All the feelings of failure sweeped over me. I couldn’t give birth to my baby the way I was supposed to. I didn’t push out a child the way I was supposed to. I couldn’t change my son’s diapers like his mom was supposed to. I couldn’t even get up to nurse throughout the night like a mom was supposed to. I could barely sit down and stand back up on my own, so forget about trying to do that with a baby in my arms. I felt like less of a woman. What was wrong with me? Why couldn’t I do what my body was supposed to do?
I found myself apologizing to my husband for the lack of woman I was. I am sorry I couldn’t bring our baby into the world in a less stressful way. I am sorry I need your help so much. I am sorry I cannot do this on my own. I was fully expectant to be sore and hurt after giving birth. But in no way was I prepared for the way my body would need to recover after having a baby through surgery.

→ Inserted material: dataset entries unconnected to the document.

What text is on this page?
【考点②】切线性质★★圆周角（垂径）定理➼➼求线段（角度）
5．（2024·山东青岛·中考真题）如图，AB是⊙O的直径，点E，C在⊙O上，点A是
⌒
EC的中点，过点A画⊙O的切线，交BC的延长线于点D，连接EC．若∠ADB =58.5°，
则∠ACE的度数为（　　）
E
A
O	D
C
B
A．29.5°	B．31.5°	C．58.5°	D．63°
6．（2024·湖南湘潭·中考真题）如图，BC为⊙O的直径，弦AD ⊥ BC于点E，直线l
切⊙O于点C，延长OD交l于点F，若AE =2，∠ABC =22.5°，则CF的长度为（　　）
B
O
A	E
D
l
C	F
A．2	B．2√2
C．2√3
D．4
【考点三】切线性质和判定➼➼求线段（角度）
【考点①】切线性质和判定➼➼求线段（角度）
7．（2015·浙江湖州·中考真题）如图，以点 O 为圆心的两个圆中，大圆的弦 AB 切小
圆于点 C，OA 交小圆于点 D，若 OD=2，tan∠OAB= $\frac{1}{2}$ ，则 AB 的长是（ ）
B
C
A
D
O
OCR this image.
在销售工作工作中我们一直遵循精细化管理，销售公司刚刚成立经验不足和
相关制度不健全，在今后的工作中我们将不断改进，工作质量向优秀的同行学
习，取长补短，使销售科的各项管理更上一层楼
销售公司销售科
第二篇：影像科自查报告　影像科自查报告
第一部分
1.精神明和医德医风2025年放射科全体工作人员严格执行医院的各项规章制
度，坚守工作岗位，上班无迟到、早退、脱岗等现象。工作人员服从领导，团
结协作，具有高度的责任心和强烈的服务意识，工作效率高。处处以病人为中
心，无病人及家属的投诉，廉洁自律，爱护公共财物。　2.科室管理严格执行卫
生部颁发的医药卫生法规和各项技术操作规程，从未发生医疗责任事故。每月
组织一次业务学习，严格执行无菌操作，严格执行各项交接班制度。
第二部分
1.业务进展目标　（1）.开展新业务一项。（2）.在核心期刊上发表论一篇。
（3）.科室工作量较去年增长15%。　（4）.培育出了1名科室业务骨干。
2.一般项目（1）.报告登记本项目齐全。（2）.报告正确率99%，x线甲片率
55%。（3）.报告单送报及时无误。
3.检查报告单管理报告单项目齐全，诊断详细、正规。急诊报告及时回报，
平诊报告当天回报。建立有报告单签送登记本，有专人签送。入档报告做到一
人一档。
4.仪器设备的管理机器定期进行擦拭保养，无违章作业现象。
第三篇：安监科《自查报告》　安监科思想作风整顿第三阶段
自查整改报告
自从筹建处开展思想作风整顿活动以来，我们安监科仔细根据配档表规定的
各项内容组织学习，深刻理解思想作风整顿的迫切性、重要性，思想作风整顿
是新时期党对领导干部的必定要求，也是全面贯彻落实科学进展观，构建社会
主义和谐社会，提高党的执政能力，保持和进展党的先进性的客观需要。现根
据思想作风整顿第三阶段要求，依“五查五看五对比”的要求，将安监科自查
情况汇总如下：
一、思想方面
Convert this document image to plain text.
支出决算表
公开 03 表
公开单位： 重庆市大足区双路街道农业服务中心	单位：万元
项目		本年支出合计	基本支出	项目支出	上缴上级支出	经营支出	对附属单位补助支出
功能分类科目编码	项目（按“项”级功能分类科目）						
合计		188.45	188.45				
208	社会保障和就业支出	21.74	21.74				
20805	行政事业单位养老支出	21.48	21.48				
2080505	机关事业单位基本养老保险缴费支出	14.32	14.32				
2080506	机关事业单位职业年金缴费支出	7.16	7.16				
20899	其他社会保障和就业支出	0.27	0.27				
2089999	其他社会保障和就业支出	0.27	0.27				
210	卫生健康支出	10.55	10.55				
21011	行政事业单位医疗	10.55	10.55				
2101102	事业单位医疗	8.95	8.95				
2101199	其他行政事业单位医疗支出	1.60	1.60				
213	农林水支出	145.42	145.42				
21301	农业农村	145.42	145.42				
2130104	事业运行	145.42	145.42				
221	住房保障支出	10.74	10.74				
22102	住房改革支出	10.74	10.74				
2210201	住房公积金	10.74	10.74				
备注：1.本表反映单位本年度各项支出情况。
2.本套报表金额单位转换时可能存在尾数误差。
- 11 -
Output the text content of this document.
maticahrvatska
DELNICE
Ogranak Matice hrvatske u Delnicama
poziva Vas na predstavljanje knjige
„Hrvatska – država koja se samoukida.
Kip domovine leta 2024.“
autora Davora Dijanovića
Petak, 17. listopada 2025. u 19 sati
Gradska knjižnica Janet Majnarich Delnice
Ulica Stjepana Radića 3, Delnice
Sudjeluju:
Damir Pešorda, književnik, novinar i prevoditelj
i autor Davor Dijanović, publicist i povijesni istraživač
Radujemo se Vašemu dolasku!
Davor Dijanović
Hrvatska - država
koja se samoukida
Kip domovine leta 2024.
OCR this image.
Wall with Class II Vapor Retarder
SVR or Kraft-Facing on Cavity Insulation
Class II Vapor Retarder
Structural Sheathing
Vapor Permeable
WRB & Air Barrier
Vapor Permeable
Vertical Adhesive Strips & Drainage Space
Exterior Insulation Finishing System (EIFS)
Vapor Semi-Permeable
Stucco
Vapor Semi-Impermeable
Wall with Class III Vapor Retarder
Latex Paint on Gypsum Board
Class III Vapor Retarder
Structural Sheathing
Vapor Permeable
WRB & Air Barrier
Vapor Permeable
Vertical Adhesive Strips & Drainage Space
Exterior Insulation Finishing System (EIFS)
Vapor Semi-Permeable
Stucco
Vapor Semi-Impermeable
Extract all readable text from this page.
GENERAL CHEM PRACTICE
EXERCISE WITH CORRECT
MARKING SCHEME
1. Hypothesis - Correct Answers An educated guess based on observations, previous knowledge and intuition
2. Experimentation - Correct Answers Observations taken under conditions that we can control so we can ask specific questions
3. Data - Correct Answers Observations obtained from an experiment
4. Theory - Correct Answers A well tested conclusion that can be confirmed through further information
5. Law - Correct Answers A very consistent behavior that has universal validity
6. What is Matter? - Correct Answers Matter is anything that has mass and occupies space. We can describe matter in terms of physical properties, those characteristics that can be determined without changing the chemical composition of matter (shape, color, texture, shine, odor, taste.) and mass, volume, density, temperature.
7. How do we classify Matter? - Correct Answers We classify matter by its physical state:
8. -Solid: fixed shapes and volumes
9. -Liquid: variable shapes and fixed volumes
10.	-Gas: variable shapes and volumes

Over the course of the year, I found myself wondering if my friend’s would have a C-Section when they went into labor. I wasn’t wishing it upon them in any way, but I wanted to know I wasn’t alone. I wanted to have someone to identify with, to relate to, to say I know what that’s like. When my friend’s had near perfect experiences I found myself wondering why I couldn’t have experienced that myself, why did it have to go all wrong for me? These were thoughts I felt ashamed of having, thoughts I wish I never had. But any time someone else went through it, my heart was equally broken for them as it was uplifted that I wasn’t alone and I could understand what they were going through. When they told me they felt like they failed, I could say I had been there to. I could say I knew what it felt like to feel the sting of hurt when someone did what you couldn’t. I could identify with them immediately, and it reminded me I wasn’t alone.
Then at the same time I felt ridiculous. My child is healthy! My child is alive! I was able to have a child! I shouldn’t feel this way at all. But the truth is I did, and I can’t stop the way I felt. Even more truth is that many women who have a C-Section feel the same things and feel just as alone as I did because we are all afraid to admit this is how we feel.
But over the course of the year here is what I have found to be true. It’s normal to feel cheated or like you’ve failed…but it isn’t true. You carried a child for forty weeks, your body provided the nutrients that baby needed to survive and grow. It doesn’t matter how that baby came out of you, whether you pushed that baby out, or you offered your body to be cut open baring that forever scar, you birthed that baby. You went through labor for that child. You aren’t less of a woman. You aren’t less of a mother. Even more, you aren’t alone. When it stings because you didn’t have the perfect birth story, it stings for others too. You don’t have to feel bad for feeling that way. You don’t have to feel guilty for how you decide to bring your future children into the world now that you have a choice. Giving birth, no matter how it happens, is the most beautiful, super woman, powerful thing that you can do. You are one incredible mama.